Anime clubs were originally founded with the main purpose to allow members to purchase and trade discs with one another, a cause that has become largely obsolete with the advent of online streaming. Despite the significant number of anime watchers around the world, very few actually purchase physical discs or pay for memberships with legal streaming sites such as Crunchyroll, on which shows' availability are limited in certain countries. Many watchers today rely on pirated and illegally streamed anime.

"To be honest, I think it's a habitual thing grown from the demographic trending... I would wager to say most anime viewers start at a young age. At this age it's unlikely for these viewers to have money all the time to pay for a service to support the industry," said freshman Naijiao Zhang.

For others, illegal streaming is the only means of getting around lack of availability. In China in particular, popular shows such as Death Note, Attack on Titan and Sword Art Online have been blacklisted due to claims that they include scenes of violence, pornography, terrorism and crimes against public morality.

"A couple years ago, when I started watching anime, there were only illegal sources available to me in China, as far as I knew," said freshman Xiaoyang Liu, who had not heard of Crunchyroll until arriving at Duke.

Senior Ouwen Huang also noted that many illegal sites also have a larger selection.

Without the reliance on physical copies of anime, physical gatherings have died down and most watchers can simply go about watching on their laptops or phones. The element of community watching, which also builds a sense of belonging among the quirky but diverse hardcore fans, is lost. The demise of the Duke Anime Club reflects an unsustainability stemming from lack of communal cohesiveness. Once in a while there are unofficial micro gatherings of anime watchers, perhaps due to the allure of a larger resolution TV. But it is usually not done out of necessity.

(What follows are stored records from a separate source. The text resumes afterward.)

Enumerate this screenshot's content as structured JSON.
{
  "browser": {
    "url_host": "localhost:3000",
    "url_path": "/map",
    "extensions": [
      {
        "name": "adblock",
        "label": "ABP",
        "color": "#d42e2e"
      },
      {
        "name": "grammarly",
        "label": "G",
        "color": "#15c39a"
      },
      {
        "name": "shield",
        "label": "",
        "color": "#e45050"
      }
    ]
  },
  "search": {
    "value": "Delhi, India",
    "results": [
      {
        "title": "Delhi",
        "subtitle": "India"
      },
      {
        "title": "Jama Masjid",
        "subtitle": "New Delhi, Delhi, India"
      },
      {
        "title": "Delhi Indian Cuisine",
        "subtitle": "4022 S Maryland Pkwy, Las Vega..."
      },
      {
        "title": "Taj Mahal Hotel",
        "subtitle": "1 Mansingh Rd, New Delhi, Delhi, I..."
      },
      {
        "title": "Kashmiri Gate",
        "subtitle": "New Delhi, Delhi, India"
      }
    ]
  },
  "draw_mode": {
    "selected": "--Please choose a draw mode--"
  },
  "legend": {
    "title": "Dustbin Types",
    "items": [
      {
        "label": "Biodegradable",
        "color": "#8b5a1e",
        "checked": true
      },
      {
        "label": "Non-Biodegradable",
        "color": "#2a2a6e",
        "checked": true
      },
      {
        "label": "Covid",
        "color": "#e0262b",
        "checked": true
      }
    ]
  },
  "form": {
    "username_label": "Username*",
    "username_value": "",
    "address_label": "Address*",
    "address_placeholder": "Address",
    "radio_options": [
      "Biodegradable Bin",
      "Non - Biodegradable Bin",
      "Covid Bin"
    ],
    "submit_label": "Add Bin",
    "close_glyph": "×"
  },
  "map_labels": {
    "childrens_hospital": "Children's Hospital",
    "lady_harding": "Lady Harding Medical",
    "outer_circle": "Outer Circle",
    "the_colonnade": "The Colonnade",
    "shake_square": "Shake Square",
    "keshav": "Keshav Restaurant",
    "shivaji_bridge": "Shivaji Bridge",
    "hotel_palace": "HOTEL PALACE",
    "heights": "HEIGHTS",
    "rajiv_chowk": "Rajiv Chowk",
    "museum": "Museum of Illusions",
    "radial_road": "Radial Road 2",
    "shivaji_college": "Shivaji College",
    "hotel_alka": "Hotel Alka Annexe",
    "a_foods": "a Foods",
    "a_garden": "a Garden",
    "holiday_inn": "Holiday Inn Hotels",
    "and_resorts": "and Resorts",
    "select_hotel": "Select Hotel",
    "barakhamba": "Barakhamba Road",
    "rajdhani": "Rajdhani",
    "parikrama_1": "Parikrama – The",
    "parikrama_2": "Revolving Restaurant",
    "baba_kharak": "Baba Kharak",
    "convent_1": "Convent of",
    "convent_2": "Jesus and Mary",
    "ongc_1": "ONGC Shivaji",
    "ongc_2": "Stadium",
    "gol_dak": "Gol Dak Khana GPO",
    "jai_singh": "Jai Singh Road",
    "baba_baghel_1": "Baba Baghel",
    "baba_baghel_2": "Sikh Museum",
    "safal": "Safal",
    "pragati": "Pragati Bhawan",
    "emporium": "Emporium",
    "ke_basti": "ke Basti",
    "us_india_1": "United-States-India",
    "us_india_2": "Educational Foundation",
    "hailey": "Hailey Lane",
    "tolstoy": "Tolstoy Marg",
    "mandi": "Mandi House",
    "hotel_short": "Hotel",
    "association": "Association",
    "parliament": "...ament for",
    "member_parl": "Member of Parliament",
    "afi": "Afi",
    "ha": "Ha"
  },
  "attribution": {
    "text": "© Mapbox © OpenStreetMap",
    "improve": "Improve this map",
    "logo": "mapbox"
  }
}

Other advancements to the production of anime have been made. Animation budgets have expanded tremendously, introducing computer generated imagery and more advanced 2D animation techniques. To fans who have their childhoods rooted in 1990s shows such as Dragon Ball Z or Cowboy Bebop, both shows that possess an older, stylistic tone and stay faithful to hand drawn 2D frames, many computer generated effects appear jarring against the tradition of hand-drawn frames. In particular, poor quality CGI characters or animals can appear as though they are photoshopped onto a background.

"[CGI] diminishes my watching experience because I end up focusing more on how the animation could be better as opposed to something like character development or plot progression," said freshman Ada Zhang.

Common themes and art styles have also morphed. For example, the large eyes that often take up half the size of a character's face were not always iconic images. From the 1980s to the 2000s, character eyes have grown from fairly humanly proportional sizes to the enlarged size they are today.

"The style is morphing. And CGI is part of that style. But the question is, where is the boundary of acceptability for fans?" Chow said.

Anime warrants discussion, as it accesses a certain sincerity in emotions that other mediums do not. The register of emotions shift very quickly, from comedy to tragedy or happy-go-lucky to death, forcing viewers to grapple with the nature of scenes that they witness. In regards to action or battle scenes, anime is paradoxically more gruesome yet less gruesome than live action films. Audiences also have the knowledge that actors are still alive after their character's death, rendering the suffering or deaths of animated, disconnected-to-reality characters much more real and loophole-less.

These expressed emotions become a community event. Anime is geared toward entertaining its audiences and its goal is to solicit strong reactions that tend to be most beautifully apparent in groups. The anime fan base is not static, as fans' changes in taste drive the industry and consumption. The peculiar result is a currently extinct Duke Anime Club and a continued culture of students and staff who appreciate the many nuances of anime.